Since 2000, hundreds of hospitals worldwide have used robotic surgical systems to equip surgeons with enhanced vision and dexterity when performing minimally invasive procedures. Now doctors at the University of North Carolina at Chapel Hill School of Medicine have shown in the largest groups of patients to date that robotically-assisted surgery provides superior short-term outcomes for two gynecologic procedures.
“The first step when introducing new technology is to show outcomes that are at least equivalent to those from the current gold standard procedure,” said John Boggess, M.D., associate professor of obstetrics and gynecology. “In two studies with significant numbers of patients, we not only show robotics is equivalent to open surgery, but we actually show improvement.”
Boggess and colleagues report that patients who underwent robotic-assisted radical hysterectomy for cervical cancer or robotic-assisted endometrial cancer staging experienced less blood loss and shorter hospital stays than patients who had the same procedures performed in the traditional, open manner or via laparoscopy (a minimally invasive method performed without robotic assistance).
The findings are published in two separate studies in the October 2008 issue of the American Journal of Obstetrics and Gynecology.
Both of the studies tracked outcomes for these robotic-assisted procedures in the largest group of patients to date. The UNC surgeons followed 103 patients who had robotic-assisted endometrial cancer staging, and 51 patients who underwent radical hysterectomy for cervical cancer.

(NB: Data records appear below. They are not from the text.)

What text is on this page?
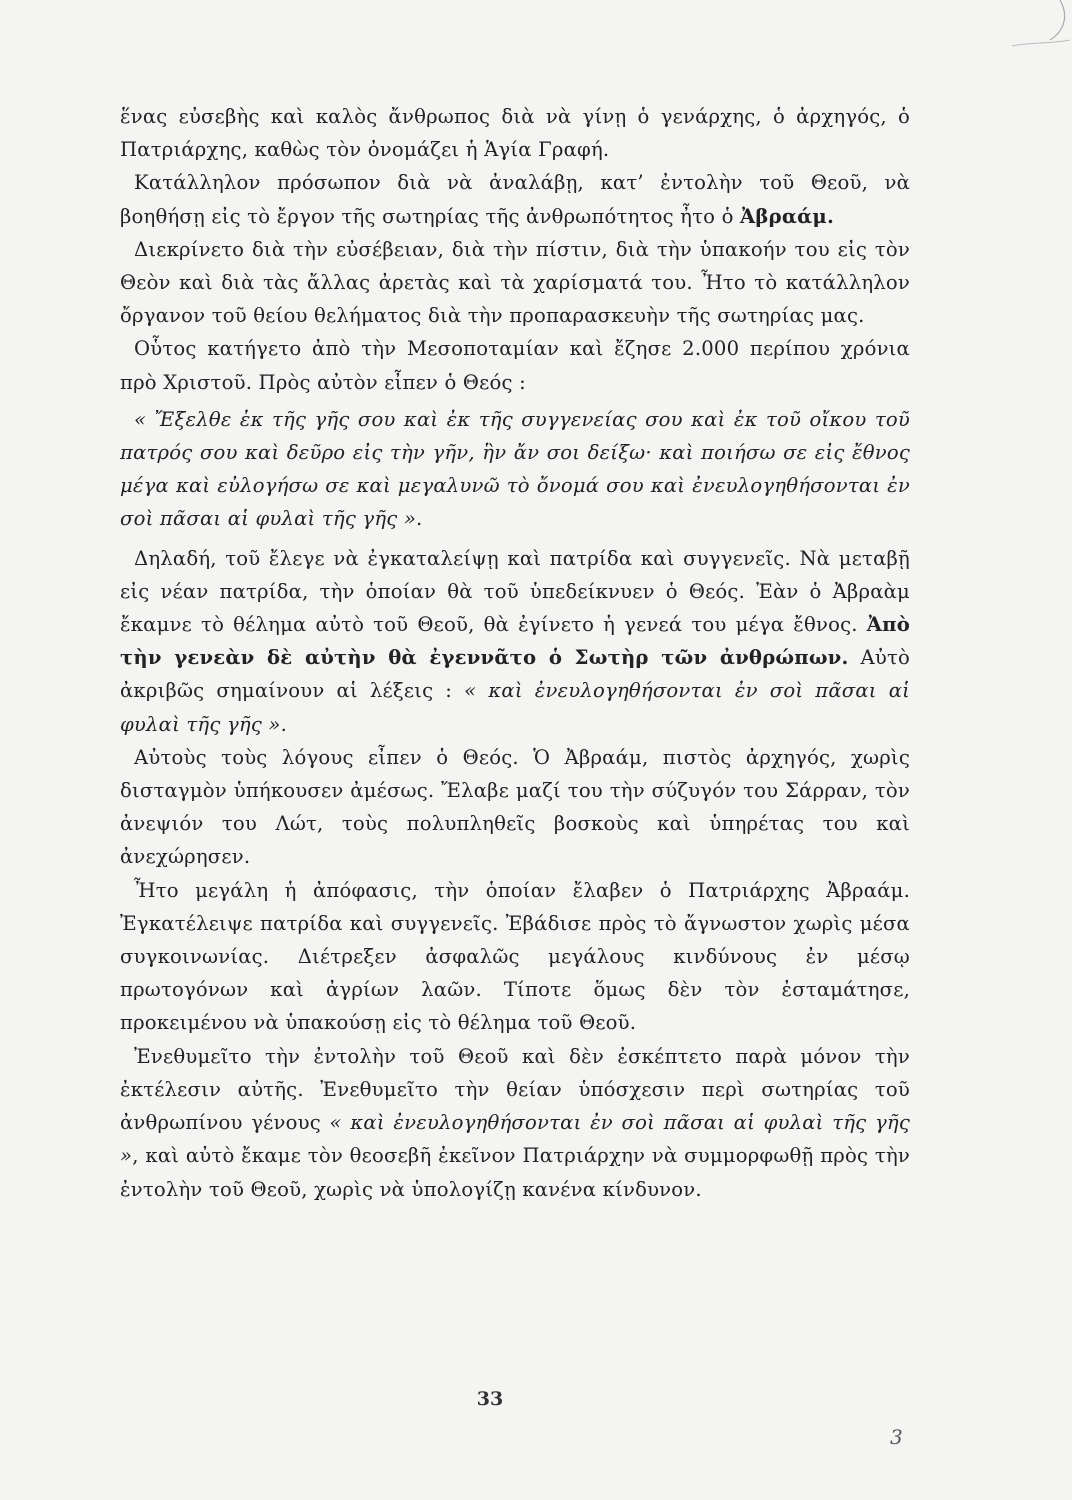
ἕνας εὐσεβὴς καὶ καλὸς ἄνθρωπος διὰ νὰ γίνῃ ὁ γενάρχης, ὁ ἀρχηγός, ὁ Πατριάρχης, καθὼς τὸν ὀνομάζει ἡ Ἁγία Γραφή.

Κατάλληλον πρόσωπον διὰ νὰ ἀναλάβῃ, κατ’ ἐντολὴν τοῦ Θεοῦ, νὰ βοηθήσῃ εἰς τὸ ἔργον τῆς σωτηρίας τῆς ἀνθρωπότητος ἦτο ὁ Ἀβραάμ.

Διεκρίνετο διὰ τὴν εὐσέβειαν, διὰ τὴν πίστιν, διὰ τὴν ὑπακοήν του εἰς τὸν Θεὸν καὶ διὰ τὰς ἄλλας ἀρετὰς καὶ τὰ χαρίσματά του. Ἦτο τὸ κατάλληλον ὄργανον τοῦ θείου θελήματος διὰ τὴν προπαρασκευὴν τῆς σωτηρίας μας.

Οὗτος κατήγετο ἀπὸ τὴν Μεσοποταμίαν καὶ ἔζησε 2.000 περίπου χρόνια πρὸ Χριστοῦ. Πρὸς αὐτὸν εἶπεν ὁ Θεός :

« Ἔξελθε ἐκ τῆς γῆς σου καὶ ἐκ τῆς συγγενείας σου καὶ ἐκ τοῦ οἴκου τοῦ πατρός σου καὶ δεῦρο εἰς τὴν γῆν, ἣν ἄν σοι δείξω· καὶ ποιήσω σε εἰς ἔθνος μέγα καὶ εὐλογήσω σε καὶ μεγαλυνῶ τὸ ὄνομά σου καὶ ἐνευλογηθήσονται ἐν σοὶ πᾶσαι αἱ φυλαὶ τῆς γῆς ».

Δηλαδή, τοῦ ἔλεγε νὰ ἐγκαταλείψῃ καὶ πατρίδα καὶ συγγενεῖς. Νὰ μεταβῇ εἰς νέαν πατρίδα, τὴν ὁποίαν θὰ τοῦ ὑπεδείκνυεν ὁ Θεός. Ἐὰν ὁ Ἀβραὰμ ἔκαμνε τὸ θέλημα αὐτὸ τοῦ Θεοῦ, θὰ ἐγίνετο ἡ γενεά του μέγα ἔθνος. Ἀπὸ τὴν γενεὰν δὲ αὐτὴν θὰ ἐγεννᾶτο ὁ Σωτὴρ τῶν ἀνθρώπων. Αὐτὸ ἀκριβῶς σημαίνουν αἱ λέξεις : « καὶ ἐνευλογηθήσονται ἐν σοὶ πᾶσαι αἱ φυλαὶ τῆς γῆς ».

Αὐτοὺς τοὺς λόγους εἶπεν ὁ Θεός. Ὁ Ἀβραάμ, πιστὸς ἀρχηγός, χωρὶς δισταγμὸν ὑπήκουσεν ἀμέσως. Ἔλαβε μαζί του τὴν σύζυγόν του Σάρραν, τὸν ἀνεψιόν του Λώτ, τοὺς πολυπληθεῖς βοσκοὺς καὶ ὑπηρέτας του καὶ ἀνεχώρησεν.

Ἦτο μεγάλη ἡ ἀπόφασις, τὴν ὁποίαν ἔλαβεν ὁ Πατριάρχης Ἀβραάμ. Ἐγκατέλειψε πατρίδα καὶ συγγενεῖς. Ἐβάδισε πρὸς τὸ ἄγνωστον χωρὶς μέσα συγκοινωνίας. Διέτρεξεν ἀσφαλῶς μεγάλους κινδύνους ἐν μέσῳ πρωτογόνων καὶ ἀγρίων λαῶν. Τίποτε ὅμως δὲν τὸν ἐσταμάτησε, προκειμένου νὰ ὑπακούσῃ εἰς τὸ θέλημα τοῦ Θεοῦ.

Ἐνεθυμεῖτο τὴν ἐντολὴν τοῦ Θεοῦ καὶ δὲν ἐσκέπτετο παρὰ μόνον τὴν ἐκτέλεσιν αὐτῆς. Ἐνεθυμεῖτο τὴν θείαν ὑπόσχεσιν περὶ σωτηρίας τοῦ ἀνθρωπίνου γένους « καὶ ἐνευλογηθήσονται ἐν σοὶ πᾶσαι αἱ φυλαὶ τῆς γῆς », καὶ αὐτὸ ἔκαμε τὸν θεοσεβῆ ἐκεῖνον Πατριάρχην νὰ συμμορφωθῇ πρὸς τὴν ἐντολὴν τοῦ Θεοῦ, χωρὶς νὰ ὑπολογίζῃ κανένα κίνδυνον.

33
3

Christina Spence of Knightdale, N.C., was diagnosed with uterine cancer. In November of 2007 the 54-year-old underwent robotic-assisted radical hysterectomy at UNC during which a number of lymph nodes were removed. Spence said she was “amazed” that the level of pain she expected to experience after the surgery, “just wasn’t there….”
In addition to causing fewer complications, the robotic procedures yielded surgical proficiency that was at least as good as that of traditional procedures. For instance, with robotic-assisted endometrial cancer staging, surgeons dissected a larger number of lymph nodes than with open or laparoscopic procedures. “We believe that reflects the increased visualization and 3-dimensional magnification of the robot, and the dexterity of the instruments,” Boggess said.

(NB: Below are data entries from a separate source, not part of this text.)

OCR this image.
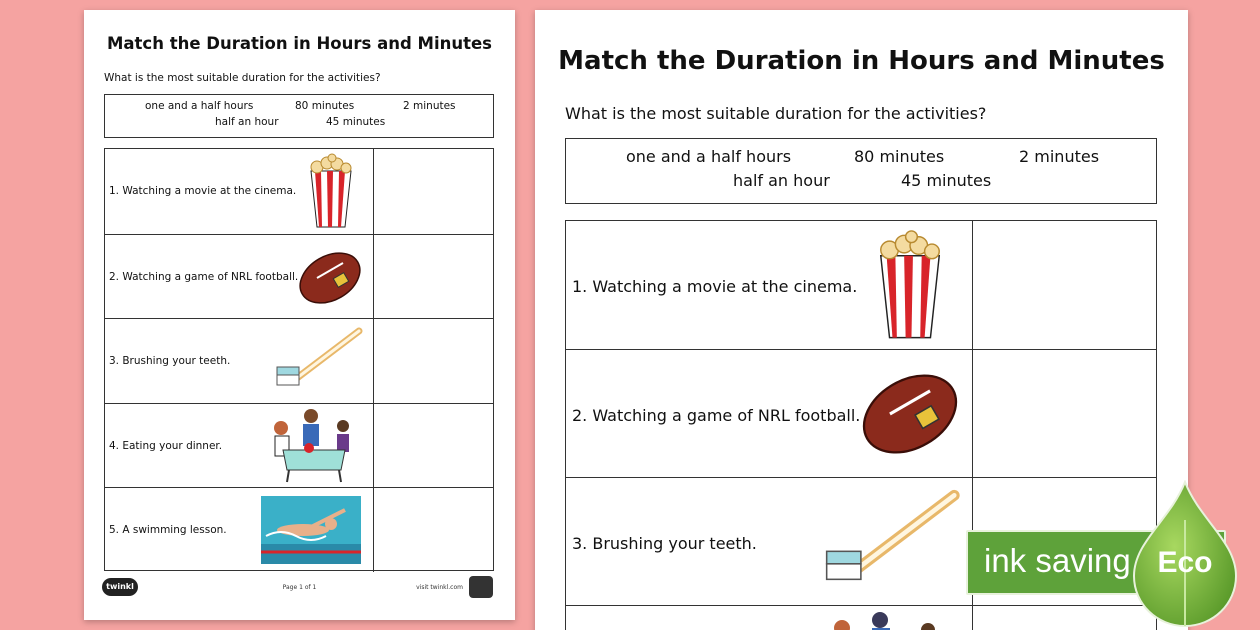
Match the Duration in Hours and Minutes
What is the most suitable duration for the activities?
one and a half hours	80 minutes	2 minutes
half an hour	45 minutes
1. Watching a movie at the cinema.
2. Watching a game of NRL football.
3. Brushing your teeth.
4. Eating your dinner.
5. A swimming lesson.
twinkl	Page 1 of 1	visit twinkl.com
Match the Duration in Hours and Minutes
What is the most suitable duration for the activities?
one and a half hours	80 minutes	2 minutes
half an hour	45 minutes
1. Watching a movie at the cinema.
2. Watching a game of NRL football.
3. Brushing your teeth.	ink saving Eco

Removing a larger number of lymph nodes is associated with longer survival rates. Boggess and colleagues will follow patients to determine whether robotic procedures actually improve long-term outcomes.
Today’s robotic surgical systems are not cheap; a base system costs more than $1 million. But if robotics help surgeons perform procedures that are just as thorough as open surgeries but that result in fewer complications and shorter hospital stays, robotics could yield a cost savings in the long run, Boggess said.

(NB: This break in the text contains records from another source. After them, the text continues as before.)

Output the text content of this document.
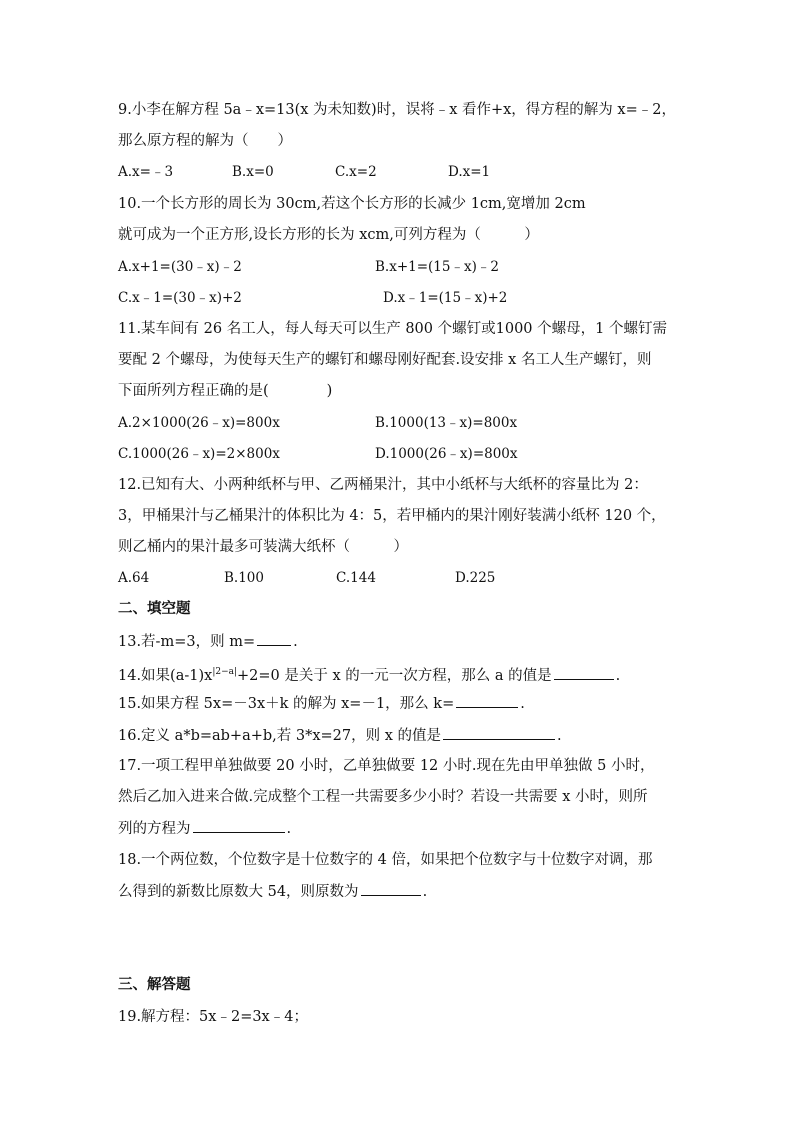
9.小李在解方程 5a﹣x=13(x 为未知数)时，误将﹣x 看作+x，得方程的解为 x=﹣2，
那么原方程的解为（　　）
A.x=﹣3	B.x=0	C.x=2	D.x=1
10.一个长方形的周长为 30cm,若这个长方形的长减少 1cm,宽增加 2cm
就可成为一个正方形,设长方形的长为 xcm,可列方程为（　　　）
A.x+1=(30﹣x)﹣2	B.x+1=(15﹣x)﹣2
C.x﹣1=(30﹣x)+2	D.x﹣1=(15﹣x)+2
11.某车间有 26 名工人，每人每天可以生产 800 个螺钉或1000 个螺母，1 个螺钉需
要配 2 个螺母，为使每天生产的螺钉和螺母刚好配套.设安排 x 名工人生产螺钉，则
下面所列方程正确的是(　　　　)
A.2×1000(26﹣x)=800x	B.1000(13﹣x)=800x
C.1000(26﹣x)=2×800x	D.1000(26﹣x)=800x
12.已知有大、小两种纸杯与甲、乙两桶果汁，其中小纸杯与大纸杯的容量比为 2：
3，甲桶果汁与乙桶果汁的体积比为 4：5，若甲桶内的果汁刚好装满小纸杯 120 个，
则乙桶内的果汁最多可装满大纸杯（　　　）
A.64	B.100	C.144	D.225
二、填空题
13.若-m=3，则 m=	.
14.如果$(a-1)x^{|2-a|}+2=0$ 是关于 x 的一元一次方程，那么 a 的值是	.
15.如果方程 5x=－3x＋k 的解为 x=－1，那么 k=	.
16.定义 a*b=ab+a+b,若 3*x=27，则 x 的值是	.
17.一项工程甲单独做要 20 小时，乙单独做要 12 小时.现在先由甲单独做 5 小时，
然后乙加入进来合做.完成整个工程一共需要多少小时？若设一共需要 x 小时，则所
列的方程为	.
18.一个两位数，个位数字是十位数字的 4 倍，如果把个位数字与十位数字对调，那
么得到的新数比原数大 54，则原数为	.
三、解答题
19.解方程：5x﹣2=3x﹣4；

But those benefits will only be realized if robotic tools are placed in the hands of skilled surgeons. “The robot doesn’t eliminate human error, but it reduces it by providing a better set of tools,” Boggess said.
In addition to Boggess, authors in the division of gynecologic oncology, department of obstetrics and gynecology at UNC are associate professor Paola A. Gehrig, M.D., clinical fellows Leigh Cantrell, M.D. and Aaron Shafer, M.D., and Distinguished Professor and division director Wesley C. Fowler, M.D.
Additional authors are former fellows Mildred Ridgway, M.D. (now of the University of Mississippi Medical Center), and Elizabeth N. Skinner M.D., (now of Forsyth Medical Center in Winston-Salem, N.C.)
Boggess and other surgeons shared their expertise in robotic-assisted procedures at the Second Annual International Gynecologic Oncology Robotics Symposium in Chapel Hill, November 9-11, 2008.